Agent of Change
Brian Day loathes the status quo
Dennis Jeanes
Special to the Canadian Orthopaedic Association
In its 140-year history, the Canadian Medical Association (CMA) has never had an orthopaedic surgeon as its president - until now. And it's safe to say that in the all CMA's history no President-Elect has ever elicited such media scrutiny, not to mention prompted an unsuccessful last-ditch campaign to reverse his candidacy. "Because of how it happened and who I am, my election as CMA President-Elect has garnered a lot more attention than it should have," says Dr. Brian Day somewhat disarmingly, given his high-profile vocal criticism of Canada's public health care system and his virtual demonization by his no-less vocal critics.
But on this afternoon, away from the cameras and the rhetoric, during a break from patient consults at Vancouver's Cambie Surgery Centre, what emerges above all is his deep, abiding hatred of patient waiting lists and the suffering they cause, the dollars they waste: "At UBC hospital, we could really use another three orthopaedic surgeons, but we can't provide them with OR time. We all know that the root of the problem is this system of rationing access to surgical procedures." Day firmly believes orthopaedic surgeons have a legitimate leadership role to play in arguing for change, "because we've seen the deterioration over the last 10 to 15 years as much as or more than anyone else, because we have the longest waiting lists and are subjected to the greatest pressures as a result.
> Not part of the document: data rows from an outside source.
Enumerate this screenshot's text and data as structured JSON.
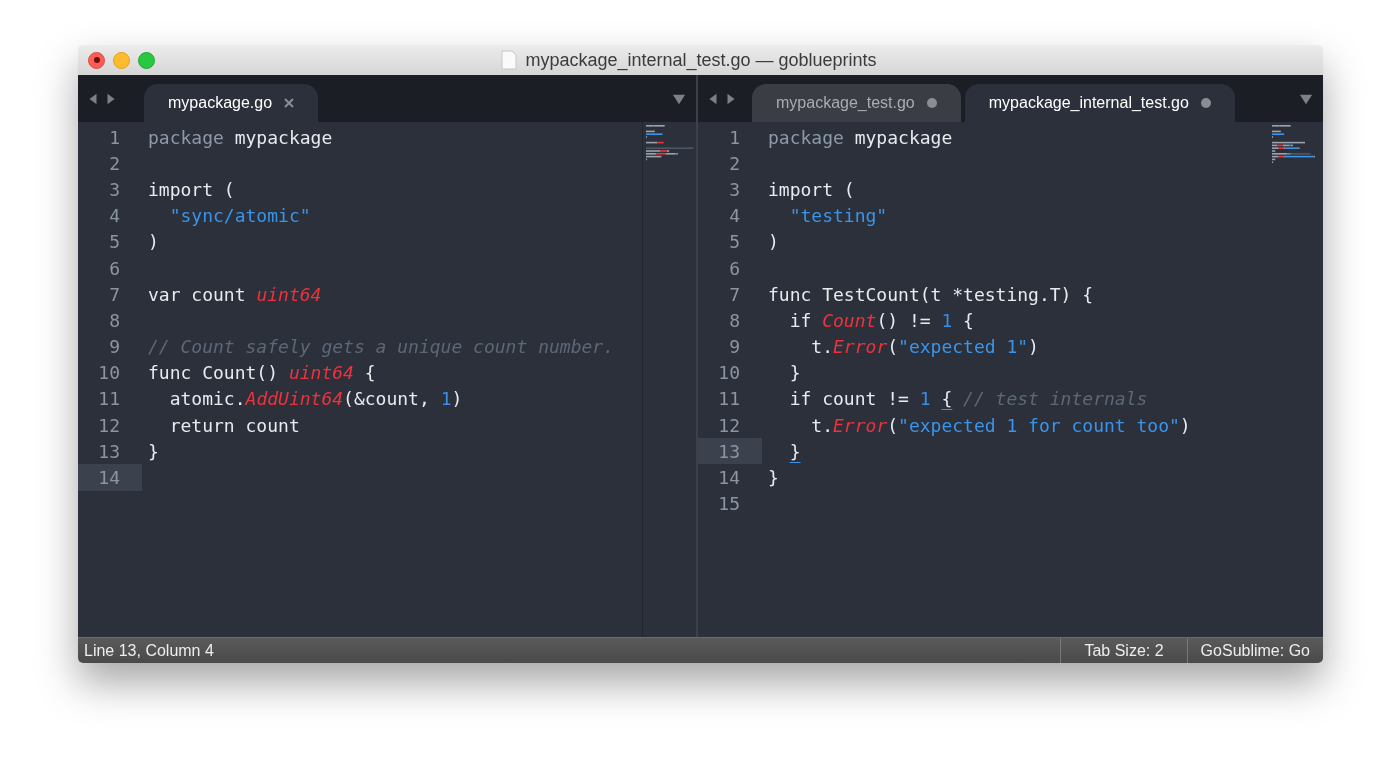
{
  "window": {
    "title": "mypackage_internal_test.go — goblueprints"
  },
  "panes": [
    {
      "tabs": [
        {
          "label": "mypackage.go",
          "selected": true,
          "modified": false
        }
      ],
      "lines": [
        {
          "n": "1",
          "current": false,
          "tokens": [
            {
              "kind": "kw",
              "t": "package"
            },
            {
              "kind": "plain",
              "t": " mypackage"
            }
          ]
        },
        {
          "n": "2",
          "current": false
        },
        {
          "n": "3",
          "current": false,
          "tokens": [
            {
              "kind": "plain",
              "t": "import ("
            }
          ]
        },
        {
          "n": "4",
          "current": false,
          "tokens": [
            {
              "kind": "str",
              "t": "  \"sync/atomic\""
            }
          ]
        },
        {
          "n": "5",
          "current": false,
          "tokens": [
            {
              "kind": "plain",
              "t": ")"
            }
          ]
        },
        {
          "n": "6",
          "current": false
        },
        {
          "n": "7",
          "current": false,
          "tokens": [
            {
              "kind": "plain",
              "t": "var count "
            },
            {
              "kind": "type",
              "t": "uint64"
            }
          ]
        },
        {
          "n": "8",
          "current": false
        },
        {
          "n": "9",
          "current": false,
          "tokens": [
            {
              "kind": "comment",
              "t": "// Count safely gets a unique count number."
            }
          ]
        },
        {
          "n": "10",
          "current": false,
          "tokens": [
            {
              "kind": "plain",
              "t": "func Count() "
            },
            {
              "kind": "type",
              "t": "uint64"
            },
            {
              "kind": "plain",
              "t": " {"
            }
          ]
        },
        {
          "n": "11",
          "current": false,
          "tokens": [
            {
              "kind": "plain",
              "t": "  atomic."
            },
            {
              "kind": "call",
              "t": "AddUint64"
            },
            {
              "kind": "plain",
              "t": "(&count, "
            },
            {
              "kind": "num",
              "t": "1"
            },
            {
              "kind": "plain",
              "t": ")"
            }
          ]
        },
        {
          "n": "12",
          "current": false,
          "tokens": [
            {
              "kind": "plain",
              "t": "  return count"
            }
          ]
        },
        {
          "n": "13",
          "current": false,
          "tokens": [
            {
              "kind": "plain",
              "t": "}"
            }
          ]
        },
        {
          "n": "14",
          "current": true
        }
      ]
    },
    {
      "tabs": [
        {
          "label": "mypackage_test.go",
          "selected": false,
          "modified": true
        },
        {
          "label": "mypackage_internal_test.go",
          "selected": true,
          "modified": true
        }
      ],
      "lines": [
        {
          "n": "1",
          "current": false,
          "tokens": [
            {
              "kind": "kw",
              "t": "package"
            },
            {
              "kind": "plain",
              "t": " mypackage"
            }
          ]
        },
        {
          "n": "2",
          "current": false
        },
        {
          "n": "3",
          "current": false,
          "tokens": [
            {
              "kind": "plain",
              "t": "import ("
            }
          ]
        },
        {
          "n": "4",
          "current": false,
          "tokens": [
            {
              "kind": "str",
              "t": "  \"testing\""
            }
          ]
        },
        {
          "n": "5",
          "current": false,
          "tokens": [
            {
              "kind": "plain",
              "t": ")"
            }
          ]
        },
        {
          "n": "6",
          "current": false
        },
        {
          "n": "7",
          "current": false,
          "tokens": [
            {
              "kind": "plain",
              "t": "func TestCount(t *testing.T) {"
            }
          ]
        },
        {
          "n": "8",
          "current": false,
          "tokens": [
            {
              "kind": "plain",
              "t": "  if "
            },
            {
              "kind": "call",
              "t": "Count"
            },
            {
              "kind": "plain",
              "t": "() != "
            },
            {
              "kind": "num",
              "t": "1"
            },
            {
              "kind": "plain",
              "t": " {"
            }
          ]
        },
        {
          "n": "9",
          "current": false,
          "tokens": [
            {
              "kind": "plain",
              "t": "    t."
            },
            {
              "kind": "call",
              "t": "Error"
            },
            {
              "kind": "plain",
              "t": "("
            },
            {
              "kind": "str",
              "t": "\"expected 1\""
            },
            {
              "kind": "plain",
              "t": ")"
            }
          ]
        },
        {
          "n": "10",
          "current": false,
          "tokens": [
            {
              "kind": "plain",
              "t": "  }"
            }
          ]
        },
        {
          "n": "11",
          "current": false,
          "tokens": [
            {
              "kind": "plain",
              "t": "  if count != "
            },
            {
              "kind": "num",
              "t": "1 "
            },
            {
              "kind": "match",
              "t": "{"
            },
            {
              "kind": "comment",
              "t": " // test internals"
            }
          ]
        },
        {
          "n": "12",
          "current": false,
          "tokens": [
            {
              "kind": "plain",
              "t": "    t."
            },
            {
              "kind": "call",
              "t": "Error"
            },
            {
              "kind": "plain",
              "t": "("
            },
            {
              "kind": "str",
              "t": "\"expected 1 for count too\""
            },
            {
              "kind": "plain",
              "t": ")"
            }
          ]
        },
        {
          "n": "13",
          "current": true,
          "tokens": [
            {
              "kind": "match",
              "t": "  }"
            }
          ]
        },
        {
          "n": "14",
          "current": false,
          "tokens": [
            {
              "kind": "plain",
              "t": "}"
            }
          ]
        },
        {
          "n": "15",
          "current": false
        }
      ]
    }
  ],
  "status_bar": {
    "position": "Line 13, Column 4",
    "tab_size": "Tab Size: 2",
    "syntax": "GoSublime: Go"
  }
}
Everyone agrees the status quo is unacceptable."
Day doesn't think much of the governments' quick-fix promise of selected wait time guarantees: "If we treat everyone, it's going to cost a lot of money to treat the 700-800,000 people currently on wait lists." Nor is he keen on concentrating solely on the five priority areas, which obscure and deprive other urgent priorities: "A recent BC study showed that an estimated 65% of children were waiting for a medically unacceptable period of time for treatment. So I think wait time guarantees applied to the five priorities are no solution at all."
In Day's opinion, the UK's National Health Service is a good place to look for new models and ideas, if only because the ratio of doctors to population is about the same in the United Kingdom as in Canada and because the NHS has almost eliminated its wait times. The crucial difference between the two public health systems, he says, is in how hospitals receive their funding from the regional health authority.
It wasn't always so. Not so long ago, the UK and Canada were the only two OECD countries to provide block funding to their hospitals, a model that essentially leaves it to hospital managers' discretion on how to best spend the money. Both countries had long wait lists for services. In recent years, the NHS abandoned block funding in favour of a model called "Payment by Results", where the local health authority retains control of the budget and allocates resources to the hospital that meets a given patient's needs and preferences. By the end of 2005, NHS patients referred for hospital care were often offered a choice among four hospitals (one of which was usually privately funded) and were able to pick a time for the procedure that was convenient for them. Whether delivered in a public or private clinical setting, no fee for service or co-payment was required of patients.
"Instantly you reverse the mindset," says Day. "Managers have to make their hospital systems work so that patients don't wait. They need patients and they need doctors to treat those patients, because that's where the revenue comes from." Not only is the NHS patient-centered, but it's also transparent. The NHS web site provides visitors with a host of information, including nearby hospitals and a complete list of fees for service, all calculated down to the last variable. It's a business model based on "internal markets" and introduces private funding methodology into the public system. Patients are empowered because they can choose among hospitals for service, which sets off an element of competition among institutions.
"Activity-based funding alone won't help aboriginal health or rural family practice or mental health or child health or any of those important priorities," acknowledges Day, "but I think we have to recognize that the biggest expenditures in health care are related to hospital treatment - $40 billion a year in Canada. If we can deal with that problem, then we have moved ahead substantially. We don't need to re-invent the wheel. The only other country that had block funding like ours has given it up, and the results have been fairly dramatic."
There's little doubt that under such a funding regime, orthopaedics would benefit. It's where all the big wait lists are and where the demand is. And since orthopaedics deals mostly with reversible disease, the resulting patient outcomes and quality-of-life measures are hard to beat. The final irony, if the NHS experience is anything to go by, is that when patient wait times go down, so does patient demand for privately funded health services.
During his tenure as CMA president, Day says, "if there's one thing I want to push it's activity-based funding." With the support of the BC Medical Association, he believes that the province may soon become the first Canadian jurisdiction to try the activity-based funding model.
Day is also hoping for the same the kind of support from the COA that saw the association and the CMA intervene in the Chaoulli case: "Bob Hollinshead's leadership was crucial in recognizing that the COA must make a stand - that it was just unacceptable an orthopaedic patient should be forced to wait a year or more for treatment. What I'm doing is really an extension of that."